Scottish Brexit minister Mike Russell echoed the sentiments of many members, and added that the Scottish and Welsh governments were working on the "next option" of their own continuity bills.
He said he hoped an agreement could be found, but said "there is a way forward" if not.
One academic has warned of the difficulties of drafting a continuity bill as a local version of the already "highly complicated and obscure" Withdrawal Bill.
In a guest blog for the Scottish Parliament's information centre, Sionaidh Douglas-Scott, a law professor at the University of London, said "timing is tight" for what could prove an extremely complex piece of legislation.
She also said the continuity bill "might well face a legal challenge" in the Supreme Court, and noted that due to a previous court ruling on Brexit legislation the UK government could technically press ahead and legislate for the whole of the UK regardless.

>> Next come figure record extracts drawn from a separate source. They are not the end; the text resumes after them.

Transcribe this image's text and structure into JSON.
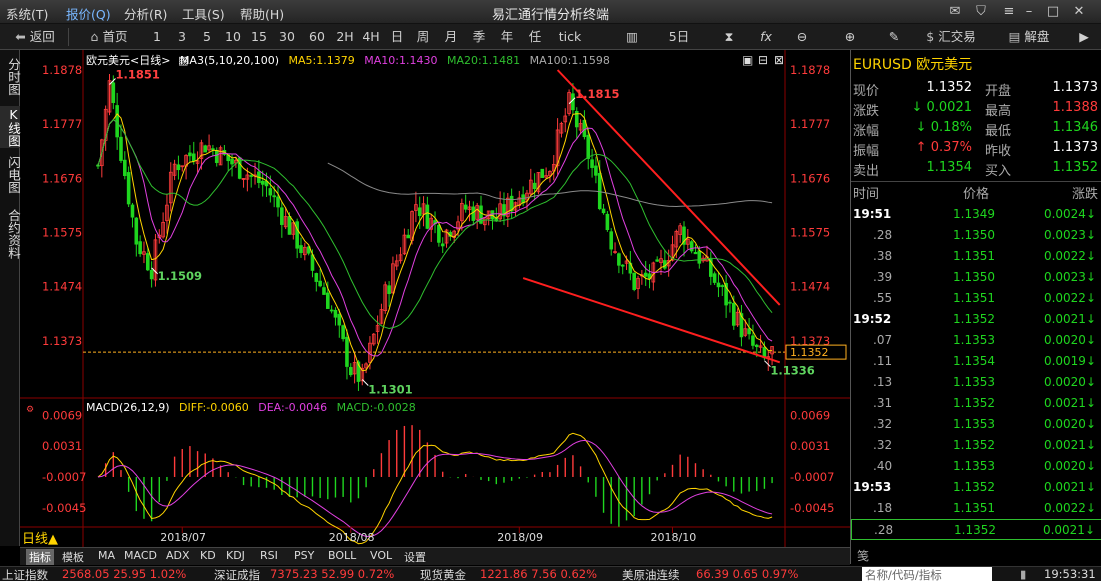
{
  "menu": {
    "items": [
      "系统(T)",
      "报价(Q)",
      "分析(R)",
      "工具(S)",
      "帮助(H)"
    ],
    "title": "易汇通行情分析终端"
  },
  "toolbar": {
    "back": "返回",
    "home": "首页",
    "periods": [
      "1",
      "3",
      "5",
      "10",
      "15",
      "30",
      "60",
      "2H",
      "4H",
      "日",
      "周",
      "月",
      "季",
      "年",
      "任",
      "tick"
    ],
    "count": "5日",
    "trade": "汇交易",
    "unlock": "解盘"
  },
  "left_rail": [
    "分时图",
    "K线图",
    "闪电图",
    "合约资料"
  ],
  "info_bar": {
    "symbol": "欧元美元<日线>",
    "ma3": "MA3(5,10,20,100)",
    "ma5": "MA5:1.1379",
    "ma10": "MA10:1.1430",
    "ma20": "MA20:1.1481",
    "ma100": "MA100:1.1598"
  },
  "macd_bar": {
    "name": "MACD(26,12,9)",
    "diff": "DIFF:-0.0060",
    "dea": "DEA:-0.0046",
    "macd": "MACD:-0.0028"
  },
  "price_axis": [
    "1.1878",
    "1.1777",
    "1.1676",
    "1.1575",
    "1.1474",
    "1.1373"
  ],
  "macd_axis": [
    "0.0069",
    "0.0031",
    "-0.0007",
    "-0.0045"
  ],
  "current_price": "1.1352",
  "annotations": {
    "high1": "1.1851",
    "low1": "1.1509",
    "low2": "1.1301",
    "high2": "1.1815",
    "low3": "1.1336"
  },
  "months": [
    "2018/07",
    "2018/08",
    "2018/09",
    "2018/10"
  ],
  "period_tab": "日线▲",
  "bottom_tabs": [
    "指标",
    "模板",
    "MA",
    "MACD",
    "ADX",
    "KD",
    "KDJ",
    "RSI",
    "PSY",
    "BOLL",
    "VOL",
    "设置"
  ],
  "ticker": {
    "sh_name": "上证指数",
    "sh_vals": "2568.05 25.95 1.02%",
    "sz_name": "深证成指",
    "sz_vals": "7375.23 52.99 0.72%",
    "gold_name": "现货黄金",
    "gold_vals": "1221.86 7.56 0.62%",
    "oil_name": "美原油连续",
    "oil_vals": "66.39 0.65 0.97%",
    "search_placeholder": "名称/代码/指标",
    "time": "19:53:31"
  },
  "colors": {
    "up": "#ff3b3b",
    "down": "#1fd61f",
    "ma5": "#ffd400",
    "ma10": "#e040e0",
    "ma20": "#2fbf2f",
    "ma100": "#8a8a8a",
    "accent": "#ffd400"
  },
  "quote": {
    "symbol": "EURUSD 欧元美元",
    "rows": [
      {
        "l1": "现价",
        "v1": "1.1352",
        "c1": "white",
        "l2": "开盘",
        "v2": "1.1373",
        "c2": "white"
      },
      {
        "l1": "涨跌",
        "v1": "↓ 0.0021",
        "c1": "green",
        "l2": "最高",
        "v2": "1.1388",
        "c2": "red"
      },
      {
        "l1": "涨幅",
        "v1": "↓ 0.18%",
        "c1": "green",
        "l2": "最低",
        "v2": "1.1346",
        "c2": "green"
      },
      {
        "l1": "振幅",
        "v1": "↑ 0.37%",
        "c1": "red",
        "l2": "昨收",
        "v2": "1.1373",
        "c2": "white"
      },
      {
        "l1": "卖出",
        "v1": "1.1354",
        "c1": "green",
        "l2": "买入",
        "v2": "1.1352",
        "c2": "green"
      }
    ],
    "trade_header": {
      "time": "时间",
      "price": "价格",
      "chg": "涨跌"
    },
    "trades": [
      {
        "t": "19:51",
        "p": "1.1349",
        "c": "0.0024↓",
        "bold": true
      },
      {
        "t": ".28",
        "p": "1.1350",
        "c": "0.0023↓"
      },
      {
        "t": ".38",
        "p": "1.1351",
        "c": "0.0022↓"
      },
      {
        "t": ".39",
        "p": "1.1350",
        "c": "0.0023↓"
      },
      {
        "t": ".55",
        "p": "1.1351",
        "c": "0.0022↓"
      },
      {
        "t": "19:52",
        "p": "1.1352",
        "c": "0.0021↓",
        "bold": true
      },
      {
        "t": ".07",
        "p": "1.1353",
        "c": "0.0020↓"
      },
      {
        "t": ".11",
        "p": "1.1354",
        "c": "0.0019↓"
      },
      {
        "t": ".13",
        "p": "1.1353",
        "c": "0.0020↓"
      },
      {
        "t": ".31",
        "p": "1.1352",
        "c": "0.0021↓"
      },
      {
        "t": ".32",
        "p": "1.1353",
        "c": "0.0020↓"
      },
      {
        "t": ".32",
        "p": "1.1352",
        "c": "0.0021↓"
      },
      {
        "t": ".40",
        "p": "1.1353",
        "c": "0.0020↓"
      },
      {
        "t": "19:53",
        "p": "1.1352",
        "c": "0.0021↓",
        "bold": true
      },
      {
        "t": ".18",
        "p": "1.1351",
        "c": "0.0022↓"
      },
      {
        "t": ".28",
        "p": "1.1352",
        "c": "0.0021↓",
        "sel": true
      }
    ],
    "footer": "笺"
  }
}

Justices unanimously ruled in the Article 50 case that the convention of devolved consent was a political one, and not enforceable in court - although Prof Douglas-Scott said it would be a "grave matter politically to ignore a constitutional convention, and so act unconstitutionally".
She added that "the greatest value of a continuity bill may be the political pressure it might exert on the UK government to amend Clause 11".